With respect to Robby McKilliam's comment: I think the difficulty a frequentist would have with this lies in the definition of "prior knowledge", not so much with the ability to incorporate prior knowledge in a model. For example, consider estimating the probability that a given coin will come up heads. Let us assume my prior knowledge was, essentially, an experiment in which that coin had been flipped 10 times and came up with 5 heads, or perhaps of the form "the factory made 1 million coins, and the dist'n of $p$, as determined by huge experiments, is $\beta(a,b)$". Everyone uses Bayes' Rule when you really do have prior information of this type (Bayes' Rule just defines conditional probability, it's not a Bayesian-only thing) so in real life the frequentist and the Bayesian would use the same approach, and incorporate the information into the model via Bayes' Rule. (Caveat: unless your sample size is large enough that you are pretty sure the prior information's not going to have an effect on the results.) However, the interpretation of the results is, of course, different.
Difficulty arises, especially from a philosophical point of view, as the knowledge becomes less objective / experimental and more subjective. As this happens, the frequentist will likely become less inclined to incorporate this information into the model at all, whereas the Bayesian still has some more-or-less formal mechanisms for doing so, difficulties of eliciting a subjective prior notwithstanding.
With respect to regularization: Consider a likelihood $l(\theta;x)$ and a prior $p(\theta)$. There is nothing to prevent, at least not technically, a frequentist from using maximum likelihood estimation "regularized" by $\log p(\theta)$, as in:
$\tilde{\theta} = \max_{\theta} \{\log l(\theta;x) + \log p(\theta) \}$
For $p(\theta)$ Gaussian, this amounts to a quadratic penalty shrinking $\theta$ towards the mean of the Gaussian, and so forth for other distributions. $\tilde{\theta}$ is equal to the maximum a posteriori (MAP) point estimate of a Bayesian using the same likelihood function and prior. Of course, again, the interpretation of the frequentist and Bayesian estimates will differ. The Bayesian is also not constrained to use a MAP point estimate, having access to a full posterior distribution - but then, the frequentist doesn't have to maximize a regularized log likelihood either, being able to use various robust estimates, or method-of-moments, etc., if available.
Again, difficulty arises from a philosophical point of view. Why choose one regularization function over another? A Bayesian can do so - shifting to a prior - based view - by assessing the prior information. A frequentist would have a harder time (be unable to?) justifying a choice on those grounds, but instead would likely do so largely based on the properties of the regularization function as applied to his/her type of problem, as learned from the joint work / experience of many statisticians. OTOH, (pragmatic) Bayesians do that with priors too - if I had $100 for every paper on priors for variances I've read...
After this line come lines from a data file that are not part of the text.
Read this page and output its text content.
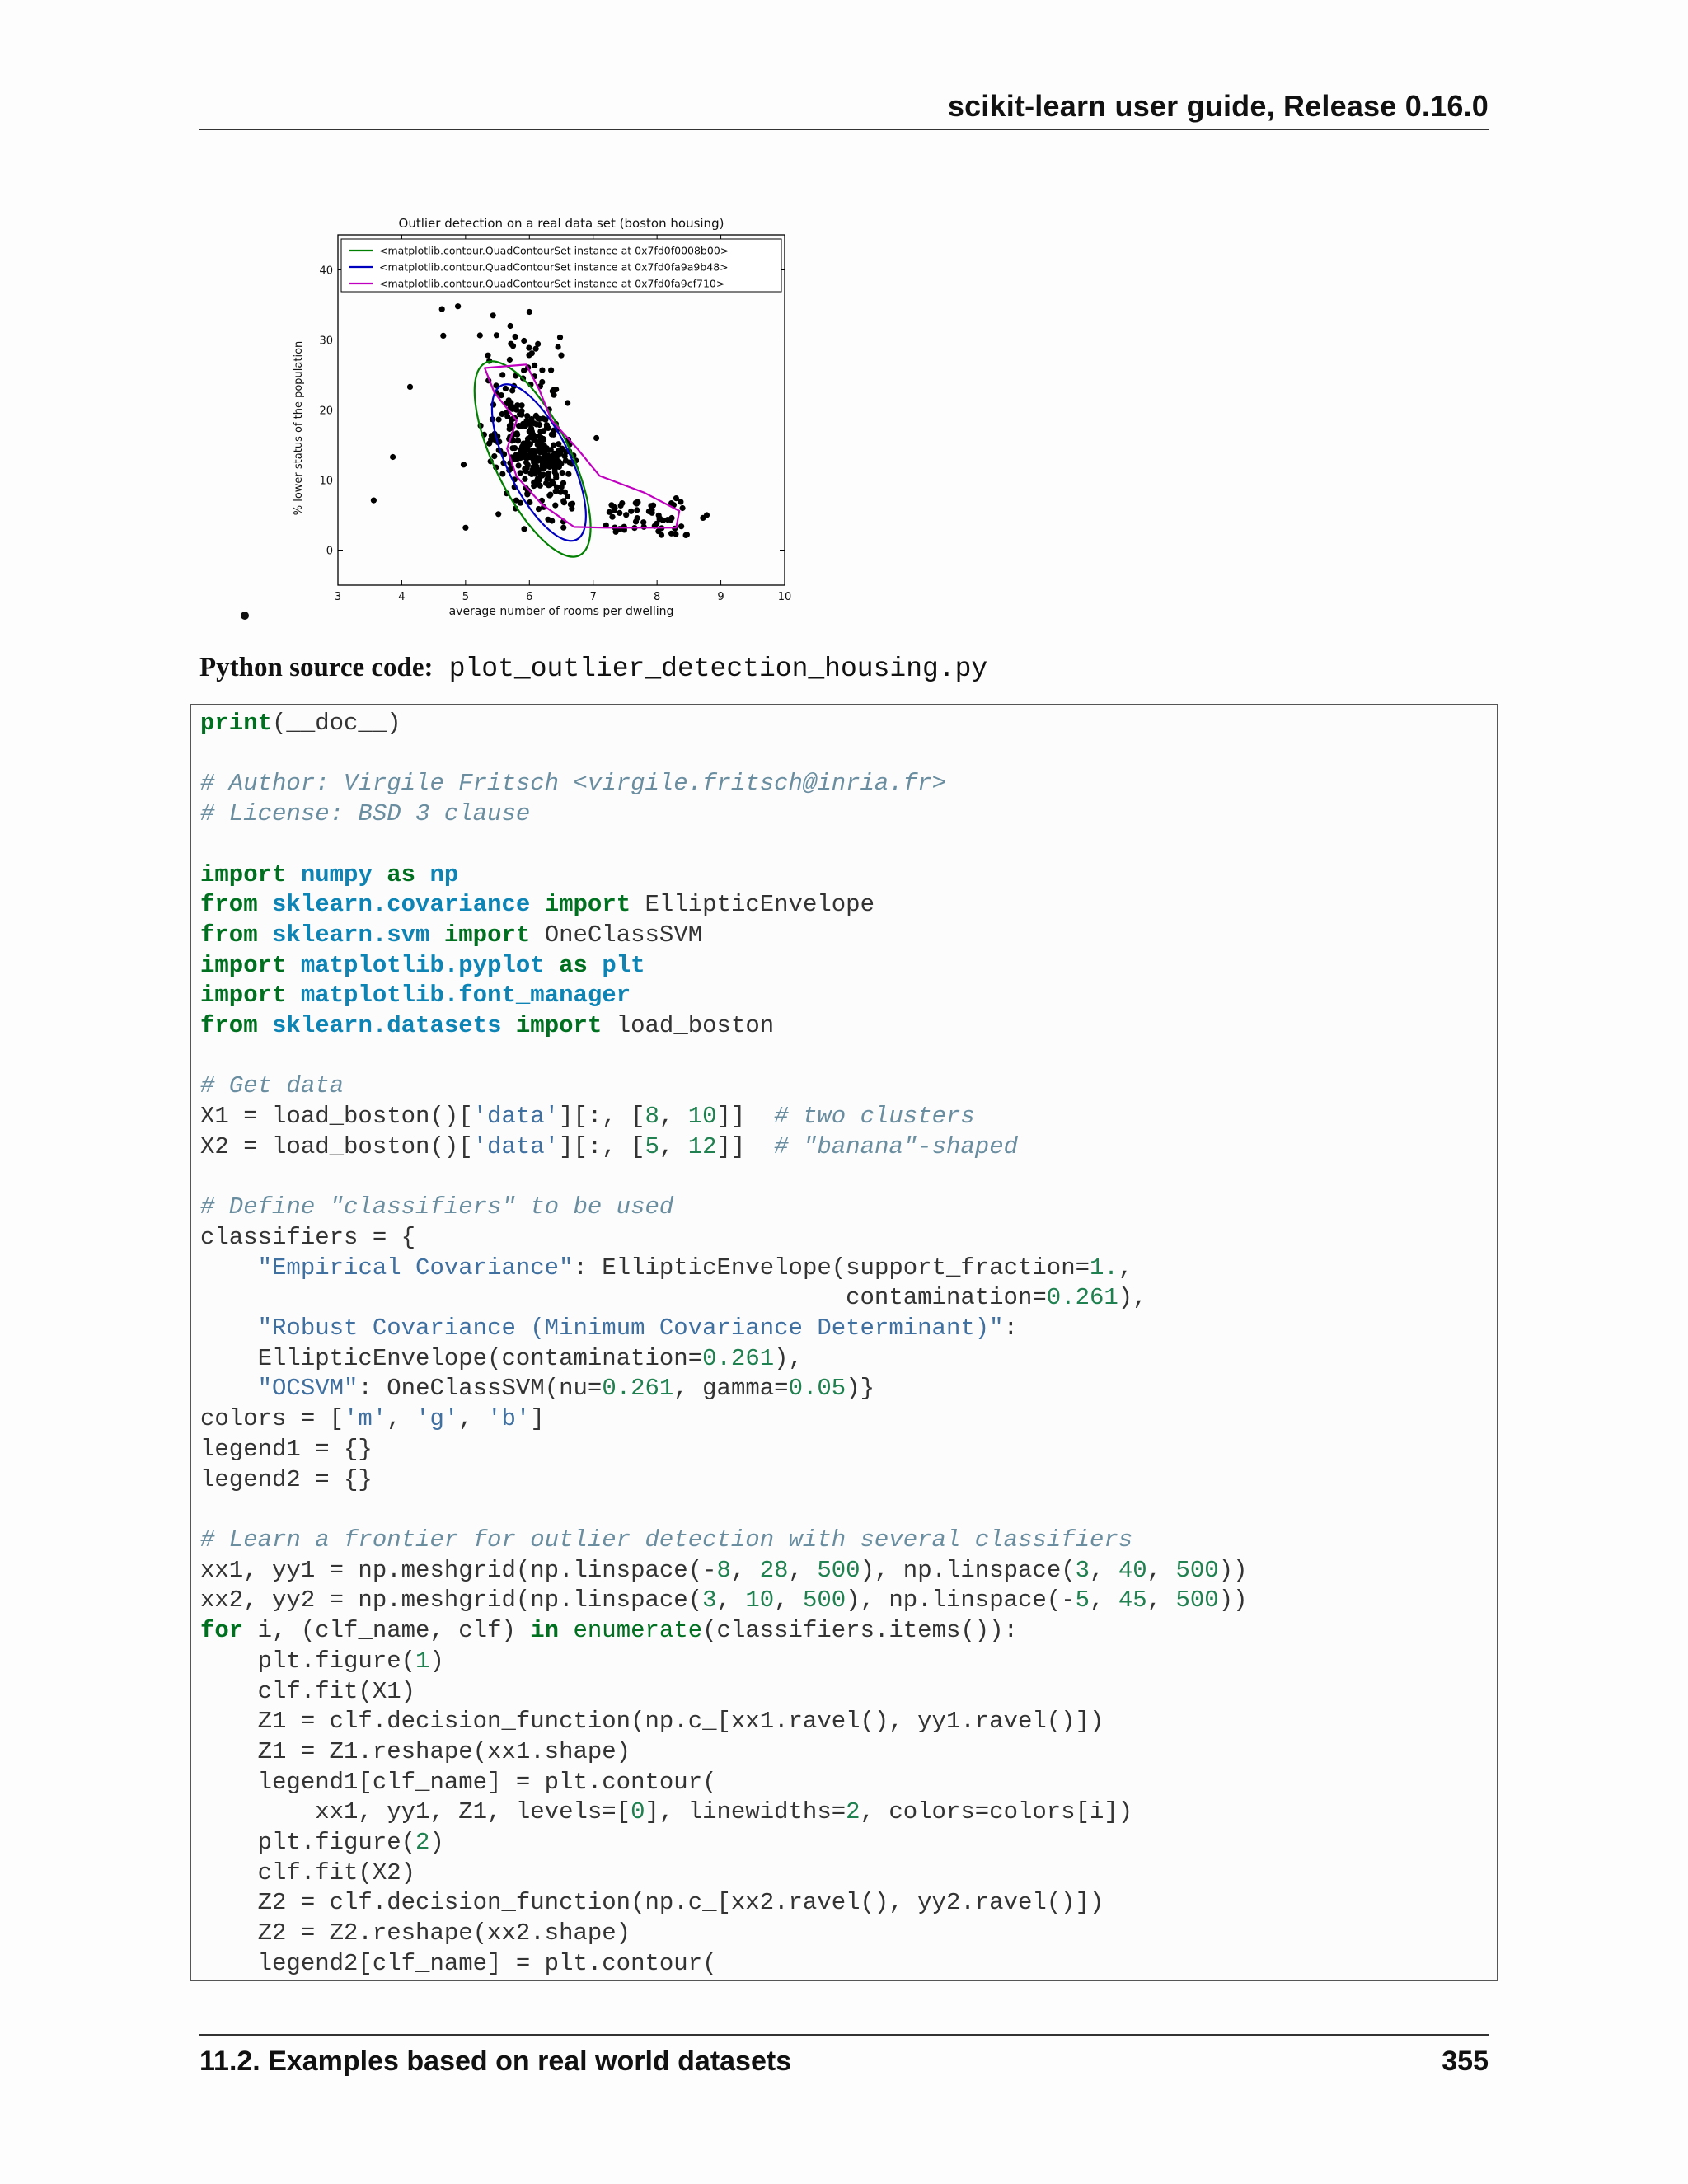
scikit-learn user guide, Release 0.16.0
Outlier detection on a real data set (boston housing)
3	4	5	6	7	8	9	10
0
10
20
30
40
average number of rooms per dwelling
% lower status of the population
<matplotlib.contour.QuadContourSet instance at 0x7fd0f0008b00>
<matplotlib.contour.QuadContourSet instance at 0x7fd0fa9a9b48>
<matplotlib.contour.QuadContourSet instance at 0x7fd0fa9cf710>
Python source code: plot_outlier_detection_housing.py
print(__doc__)

# Author: Virgile Fritsch <virgile.fritsch@inria.fr>
# License: BSD 3 clause

import numpy as np
from sklearn.covariance import EllipticEnvelope
from sklearn.svm import OneClassSVM
import matplotlib.pyplot as plt
import matplotlib.font_manager
from sklearn.datasets import load_boston

# Get data
X1 = load_boston()['data'][:, [8, 10]]  # two clusters
X2 = load_boston()['data'][:, [5, 12]]  # "banana"-shaped

# Define "classifiers" to be used
classifiers = {
"Empirical Covariance": EllipticEnvelope(support_fraction=1.,
contamination=0.261),
"Robust Covariance (Minimum Covariance Determinant)":
EllipticEnvelope(contamination=0.261),
"OCSVM": OneClassSVM(nu=0.261, gamma=0.05)}
colors = ['m', 'g', 'b']
legend1 = {}
legend2 = {}

# Learn a frontier for outlier detection with several classifiers
xx1, yy1 = np.meshgrid(np.linspace(-8, 28, 500), np.linspace(3, 40, 500))
xx2, yy2 = np.meshgrid(np.linspace(3, 10, 500), np.linspace(-5, 45, 500))
for i, (clf_name, clf) in enumerate(classifiers.items()):
plt.figure(1)
clf.fit(X1)
Z1 = clf.decision_function(np.c_[xx1.ravel(), yy1.ravel()])
Z1 = Z1.reshape(xx1.shape)
legend1[clf_name] = plt.contour(
xx1, yy1, Z1, levels=[0], linewidths=2, colors=colors[i])
plt.figure(2)
clf.fit(X2)
Z2 = clf.decision_function(np.c_[xx2.ravel(), yy2.ravel()])
Z2 = Z2.reshape(xx2.shape)
legend2[clf_name] = plt.contour(
11.2. Examples based on real world datasets	355
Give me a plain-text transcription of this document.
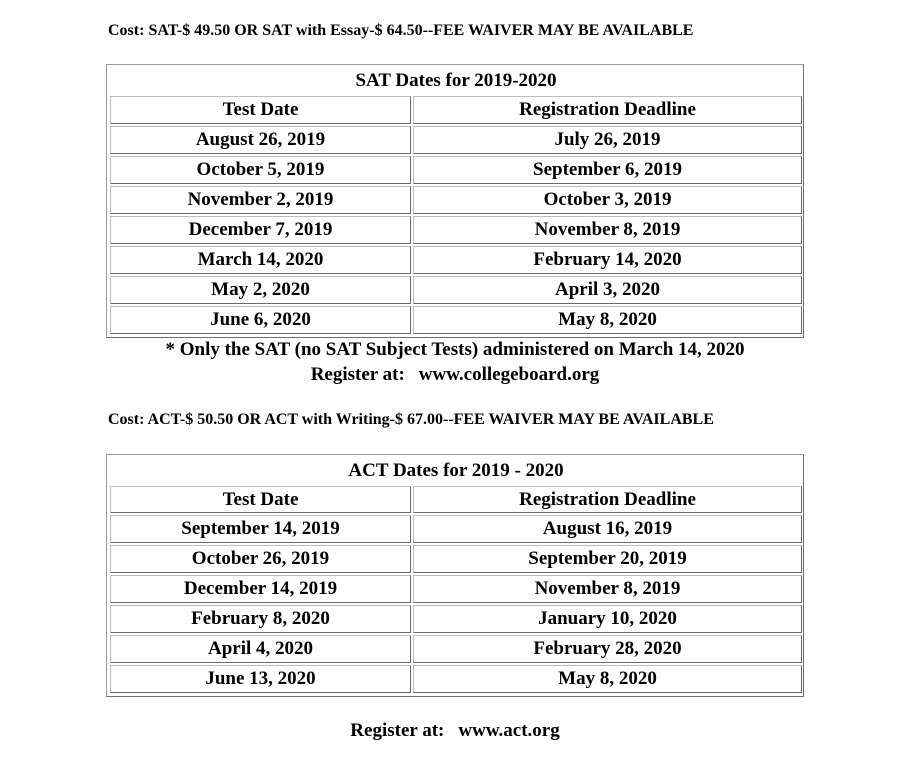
Cost: SAT-$ 49.50 OR SAT with Essay-$ 64.50--FEE WAIVER MAY BE AVAILABLE
SAT Dates for 2019-2020	
Test Date	Registration Deadline
August 26, 2019	July 26, 2019
October 5, 2019	September 6, 2019
November 2, 2019	October 3, 2019
December 7, 2019	November 8, 2019
March 14, 2020	February 14, 2020
May 2, 2020	April 3, 2020
June 6, 2020	May 8, 2020
* Only the SAT (no SAT Subject Tests) administered on March 14, 2020
Register at: www.collegeboard.org
Cost: ACT-$ 50.50 OR ACT with Writing-$ 67.00--FEE WAIVER MAY BE AVAILABLE
ACT Dates for 2019 - 2020	
Test Date	Registration Deadline
September 14, 2019	August 16, 2019
October 26, 2019	September 20, 2019
December 14, 2019	November 8, 2019
February 8, 2020	January 10, 2020
April 4, 2020	February 28, 2020
June 13, 2020	May 8, 2020
Register at: www.act.org
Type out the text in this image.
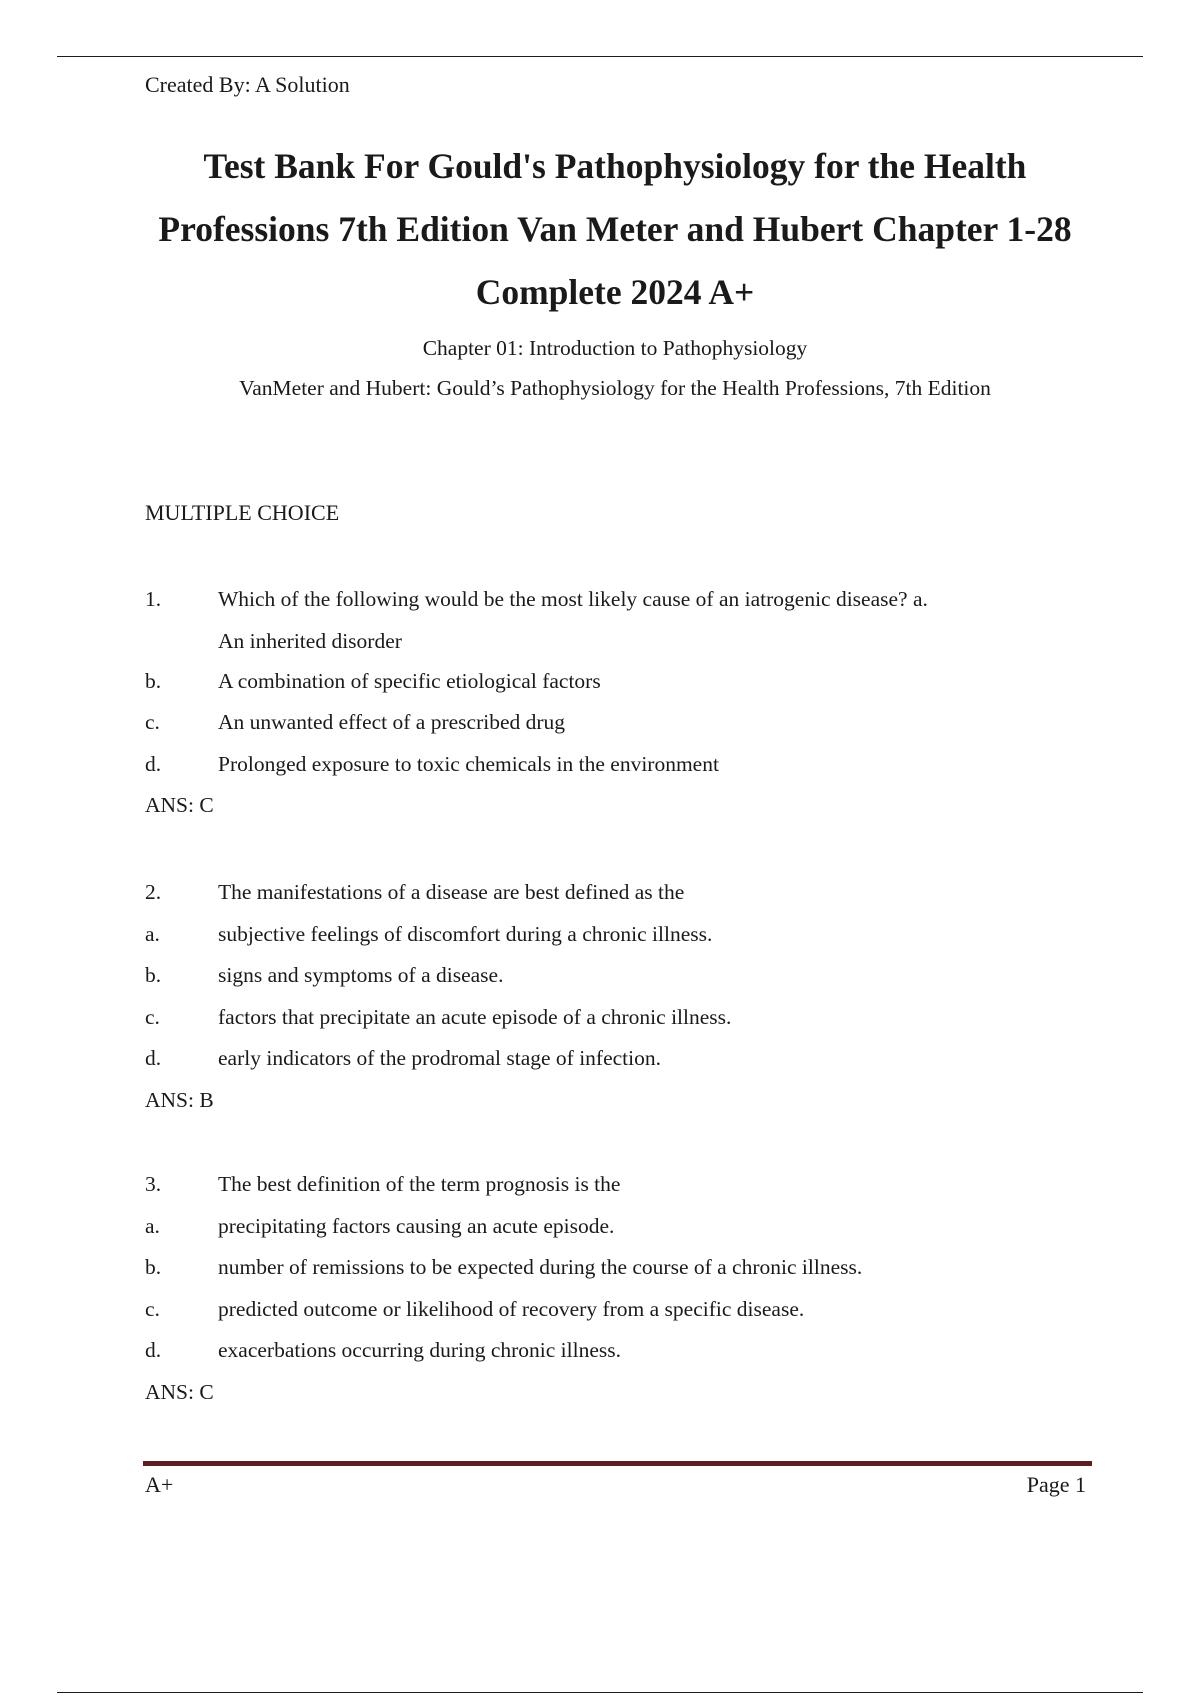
Created By: A Solution
Test Bank For Gould's Pathophysiology for the Health
Professions 7th Edition Van Meter and Hubert Chapter 1-28
Complete 2024 A+
Chapter 01: Introduction to Pathophysiology
VanMeter and Hubert: Gould’s Pathophysiology for the Health Professions, 7th Edition
MULTIPLE CHOICE
1.	Which of the following would be the most likely cause of an iatrogenic disease? a.
An inherited disorder
b.	A combination of specific etiological factors
c.	An unwanted effect of a prescribed drug
d.	Prolonged exposure to toxic chemicals in the environment
ANS: C
2.	The manifestations of a disease are best defined as the
a.	subjective feelings of discomfort during a chronic illness.
b.	signs and symptoms of a disease.
c.	factors that precipitate an acute episode of a chronic illness.
d.	early indicators of the prodromal stage of infection.
ANS: B
3.	The best definition of the term prognosis is the
a.	precipitating factors causing an acute episode.
b.	number of remissions to be expected during the course of a chronic illness.
c.	predicted outcome or likelihood of recovery from a specific disease.
d.	exacerbations occurring during chronic illness.
ANS: C
A+	Page 1
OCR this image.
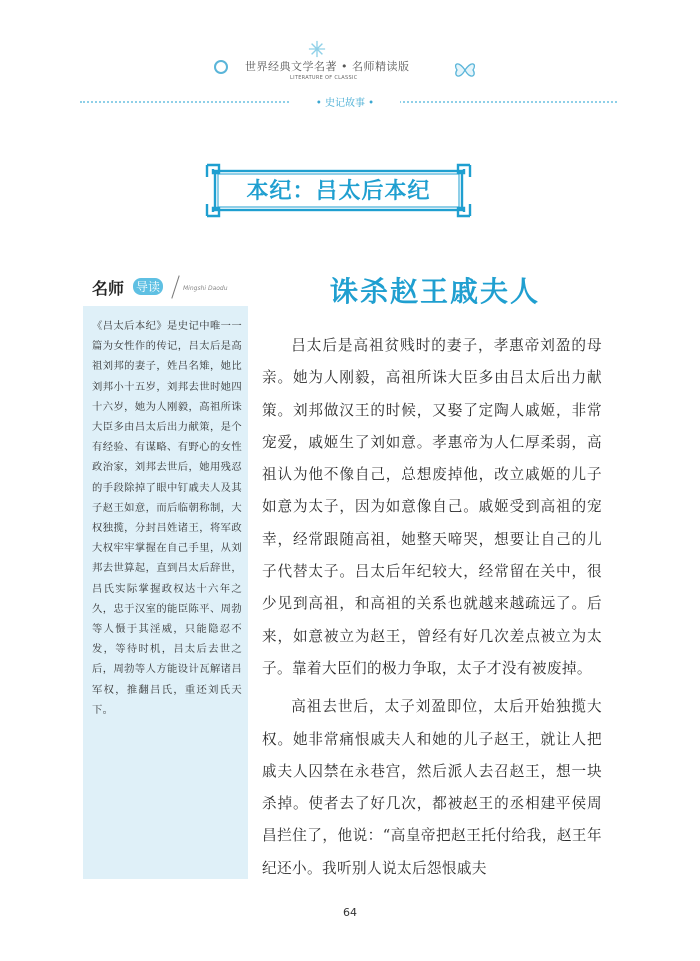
世界经典文学名著 • 名师精读版
LITERATURE OF CLASSIC
• 史记故事 •
本纪：吕太后本纪
名师 导读	Mingshi Daodu
《吕太后本纪》是史记中唯一一篇为女性作的传记，吕太后是高祖刘邦的妻子，姓吕名雉，她比刘邦小十五岁，刘邦去世时她四十六岁，她为人刚毅，高祖所诛大臣多由吕太后出力献策，是个有经验、有谋略、有野心的女性政治家，刘邦去世后，她用残忍的手段除掉了眼中钉戚夫人及其子赵王如意，而后临朝称制，大权独揽，分封吕姓诸王，将军政大权牢牢掌握在自己手里，从刘邦去世算起，直到吕太后辞世，吕氏实际掌握政权达十六年之久，忠于汉室的能臣陈平、周勃等人慑于其淫威，只能隐忍不发，等待时机，吕太后去世之后，周勃等人方能设计瓦解诸吕军权，推翻吕氏，重还刘氏天下。
诛杀赵王戚夫人

吕太后是高祖贫贱时的妻子，孝惠帝刘盈的母亲。她为人刚毅，高祖所诛大臣多由吕太后出力献策。刘邦做汉王的时候，又娶了定陶人戚姬，非常宠爱，戚姬生了刘如意。孝惠帝为人仁厚柔弱，高祖认为他不像自己，总想废掉他，改立戚姬的儿子如意为太子，因为如意像自己。戚姬受到高祖的宠幸，经常跟随高祖，她整天啼哭，想要让自己的儿子代替太子。吕太后年纪较大，经常留在关中，很少见到高祖，和高祖的关系也就越来越疏远了。后来，如意被立为赵王，曾经有好几次差点被立为太子。靠着大臣们的极力争取，太子才没有被废掉。

高祖去世后，太子刘盈即位，太后开始独揽大权。她非常痛恨戚夫人和她的儿子赵王，就让人把戚夫人囚禁在永巷宫，然后派人去召赵王，想一块杀掉。使者去了好几次，都被赵王的丞相建平侯周昌拦住了，他说：“高皇帝把赵王托付给我，赵王年纪还小。我听别人说太后怨恨戚夫

64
Other "thoughts": I've skipped the entire issue of selecting a likelihood function by assuming that it is unaffected by the frequentist / Bayesian viewpoint. I'm sure in most cases it is, but I can imagine that in unusual situations it would be, e.g., for computational reasons.
Summary: I suspect frequentists can, except perhaps for some corner cases, incorporate pretty much any prior information into their models that a Bayesian can, from a strictly mathematical and computational viewpoint. Interpretation of results will of course be different. I don't, however, believe the frequentist would regard it as philosophically correct to do so in all cases, e.g., the regularization function above where the person down the hall who actually knows something about $\theta$ says "I think $\theta$ should be around 1.5". And incorporating close-to-ignorance via, say, a Jeffrey's prior, is right out.